Jeszcze w czwartek menedżer Australijczyka, Tomasz Gaszyński zapewniał nas, że ostateczna decyzja odnośnie startu zawodnika w sobotnim finale zapadnie dopiero w sobotę. - Jesteśmy optymistami, bo żużlowcy to ludzie ulepieni z innej gliny i bardzo odporni na ból. Sytuacja jest poważna, ale Max Fricke robi wszystko, by pomóc Stelmet Falubazowi Zielona Góra - przyznawał Gaszyński.
Zawodnik cały czas przechodził zabiegi i konsultował postępy z lekarzami, ale tak naprawdę nikt na sto procent nie jest w stanie oszacować, czy zawodnik z uszkodzonym kciukiem będzie w stanie w sobotę utrzymać motocykl i jechać na swoim normalnym poziomie. Ustawienie taktyczne sprawia jednak, że bez niego Falubaz może być zupełnie bezradny i mieć problemy z odrobieniem 10-punktowej straty z pierwszego spotkania finałowego. Wszystko przez ustawienie Fricke'a pod numerem trzynastym, który sprawia, że w środkowej fazie zawodów, ten żużlowiec dwukrotnie będzie jechał z juniorem.
- Taka decyzja jest bardzo ryzykowna i nie chodzi już nawet o to, czy zawodnik wystartuje, ale o to, czy w trakcie zawodów nie dozna kontuzji, albo będzie jeździł słabiej niż zwykle. Obie te opcje są bardzo prawdopodobne, a Falubaz nie jest na to przygotowany. Oczywiście Australijczyk może być zastąpiony przez Mateusza Tondera, ale w takim przypadku czeka go ekstremalnie trudne zadanie - przyznaje były menedżer Apatora, Jacek Gajewski.
ZOBACZ WIDEO Zmiana potrzebna jest od zaraz?

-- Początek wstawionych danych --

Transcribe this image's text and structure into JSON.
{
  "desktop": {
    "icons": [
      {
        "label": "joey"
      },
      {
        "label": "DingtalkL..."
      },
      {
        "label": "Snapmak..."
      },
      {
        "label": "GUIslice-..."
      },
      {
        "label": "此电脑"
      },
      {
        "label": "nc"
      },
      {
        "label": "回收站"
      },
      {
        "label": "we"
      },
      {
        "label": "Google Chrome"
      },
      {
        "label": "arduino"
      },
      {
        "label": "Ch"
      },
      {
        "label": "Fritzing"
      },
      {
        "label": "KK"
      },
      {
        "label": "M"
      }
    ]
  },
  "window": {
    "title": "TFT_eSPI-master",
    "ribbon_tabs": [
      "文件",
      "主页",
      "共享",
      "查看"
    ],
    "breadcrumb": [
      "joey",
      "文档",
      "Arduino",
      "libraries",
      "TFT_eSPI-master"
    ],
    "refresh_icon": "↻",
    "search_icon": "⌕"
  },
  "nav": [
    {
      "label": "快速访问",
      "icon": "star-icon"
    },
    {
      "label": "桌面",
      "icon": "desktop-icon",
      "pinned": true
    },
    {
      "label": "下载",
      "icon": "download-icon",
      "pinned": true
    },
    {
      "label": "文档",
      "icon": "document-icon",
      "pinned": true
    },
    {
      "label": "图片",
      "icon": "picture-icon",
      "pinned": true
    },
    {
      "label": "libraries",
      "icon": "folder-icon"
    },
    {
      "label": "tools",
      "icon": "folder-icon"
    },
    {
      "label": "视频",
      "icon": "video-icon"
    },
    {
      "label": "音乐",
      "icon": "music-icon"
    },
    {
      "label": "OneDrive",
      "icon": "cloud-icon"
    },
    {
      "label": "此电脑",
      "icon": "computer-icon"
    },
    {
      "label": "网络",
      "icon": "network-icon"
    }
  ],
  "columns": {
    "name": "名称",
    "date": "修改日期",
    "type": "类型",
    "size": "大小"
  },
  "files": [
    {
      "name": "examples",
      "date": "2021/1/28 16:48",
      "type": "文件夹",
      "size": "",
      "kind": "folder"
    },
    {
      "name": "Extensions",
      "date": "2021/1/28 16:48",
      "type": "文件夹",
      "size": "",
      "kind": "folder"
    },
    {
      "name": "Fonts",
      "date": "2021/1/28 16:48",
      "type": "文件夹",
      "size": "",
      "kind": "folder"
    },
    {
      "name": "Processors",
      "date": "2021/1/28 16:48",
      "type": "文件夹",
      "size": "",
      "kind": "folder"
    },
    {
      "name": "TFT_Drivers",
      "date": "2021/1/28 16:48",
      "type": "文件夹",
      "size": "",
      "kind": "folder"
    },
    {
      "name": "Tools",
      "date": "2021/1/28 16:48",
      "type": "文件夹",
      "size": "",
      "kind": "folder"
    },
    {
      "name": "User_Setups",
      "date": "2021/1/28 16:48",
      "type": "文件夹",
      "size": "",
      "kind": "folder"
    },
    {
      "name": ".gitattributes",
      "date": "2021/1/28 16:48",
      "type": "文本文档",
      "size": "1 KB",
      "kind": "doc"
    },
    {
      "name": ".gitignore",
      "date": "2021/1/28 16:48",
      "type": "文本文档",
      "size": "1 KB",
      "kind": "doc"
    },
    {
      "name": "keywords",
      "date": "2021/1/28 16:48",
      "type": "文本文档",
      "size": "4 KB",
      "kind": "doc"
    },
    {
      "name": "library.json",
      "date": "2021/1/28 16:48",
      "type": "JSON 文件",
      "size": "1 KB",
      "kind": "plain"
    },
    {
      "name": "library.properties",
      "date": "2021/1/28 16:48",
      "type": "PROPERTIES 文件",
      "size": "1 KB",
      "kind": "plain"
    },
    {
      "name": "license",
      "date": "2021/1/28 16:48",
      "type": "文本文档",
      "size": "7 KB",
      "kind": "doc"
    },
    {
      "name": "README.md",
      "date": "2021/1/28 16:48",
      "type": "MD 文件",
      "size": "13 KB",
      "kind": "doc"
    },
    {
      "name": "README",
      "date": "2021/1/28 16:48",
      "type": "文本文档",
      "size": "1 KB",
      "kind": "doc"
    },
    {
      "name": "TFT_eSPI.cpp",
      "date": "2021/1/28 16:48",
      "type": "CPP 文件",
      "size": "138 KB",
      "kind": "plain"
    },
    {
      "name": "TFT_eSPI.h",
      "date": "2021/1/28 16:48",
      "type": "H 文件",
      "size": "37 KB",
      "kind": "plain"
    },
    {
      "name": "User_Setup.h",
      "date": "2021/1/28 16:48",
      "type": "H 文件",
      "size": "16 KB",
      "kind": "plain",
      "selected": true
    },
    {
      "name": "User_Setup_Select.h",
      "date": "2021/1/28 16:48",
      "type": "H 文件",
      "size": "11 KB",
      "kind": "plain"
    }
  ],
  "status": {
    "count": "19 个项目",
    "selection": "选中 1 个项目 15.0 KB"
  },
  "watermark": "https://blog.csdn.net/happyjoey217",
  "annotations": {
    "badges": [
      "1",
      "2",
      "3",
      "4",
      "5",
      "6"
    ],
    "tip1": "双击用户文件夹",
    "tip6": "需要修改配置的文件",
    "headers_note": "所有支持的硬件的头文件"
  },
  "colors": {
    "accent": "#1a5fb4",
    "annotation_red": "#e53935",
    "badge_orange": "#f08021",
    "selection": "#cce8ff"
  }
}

Znany dziennikarz o regulaminie: Jak się chce to można
Jego zdaniem znacznie bezpieczniejsze byłoby wystawienie Rohana Tungate'a z numerem 13, bo ten zawodnik wydaje się znacznie pewniejszy w kontekście sobotniego meczu. Fricke ustawiony w jego miejsce miałby z kolei znacznie łatwiejsze zadanie, bo mecz zacząłby od biegu w parze z Piotrem Protasiewiczem, a potem dwukrotnie wspierałby szybkiego Jana Kvecha i dopiero na koniec jechałby z juniorem. Nawet w przypadku problemów zdrowotnych, zastąpienie go byłoby nieco łatwiejsze, a koledzy z pary mogliby poradzić z tym zadaniem.
- Skalę trudności najlepiej potwierdza fakt, że gdyby w trakcie zawodów uraz Fricke'a okazał się zbyt bolesny, to Tonder zastąpiłby go w trzeciej serii i od razu musiał rywalizować z parą Tobiasz Musielak - Mateusz Szczepaniak, mając u swego boku Maksyma Borowiaka. Ewentualne pogłębienie się urazu w trakcie meczu jest bardzo możliwe, bo chodzi nie tylko o trudną nawierzchnię, ale także ewentualny upadek. Nikt mu tego nie życzy, ale takie sytuacja trzeba brać po uwagę - dodaje Gajewski.
Ciekawostką jest zachowanie sztabu szkoleniowego Cellfast Wilków Krosno, którzy wobec problemów lidera rywali, nie wystawili do składu Tobiasza Musielaka. Ten będzie mógł zostać wpisany do protokołu w dniu meczu za kogoś z pary Rafał Karczmarz - Miłosz Grygolec. Czy ten manewr przybliży krośnian do triumfu?
- Szczerze mówiąc nie do końca rozumiem intencje takiego zachowania. Sztab Wilków podawał skład jako pierwszy i być może chciał mieć pole manewru na wypadek absencji Fricke'a. Początek meczu może być istotny, dlatego uważam, że bardziej prawdopodobne jest wystawienie Musielaka z numerem dwa. Nie sądzę jednak, by miało to wpływ na wynik meczu, bo Musielak nie jest ostatnio w tak dobrej formie, by numer startowy odgrywał kluczową rolę - dodaje Gajewski.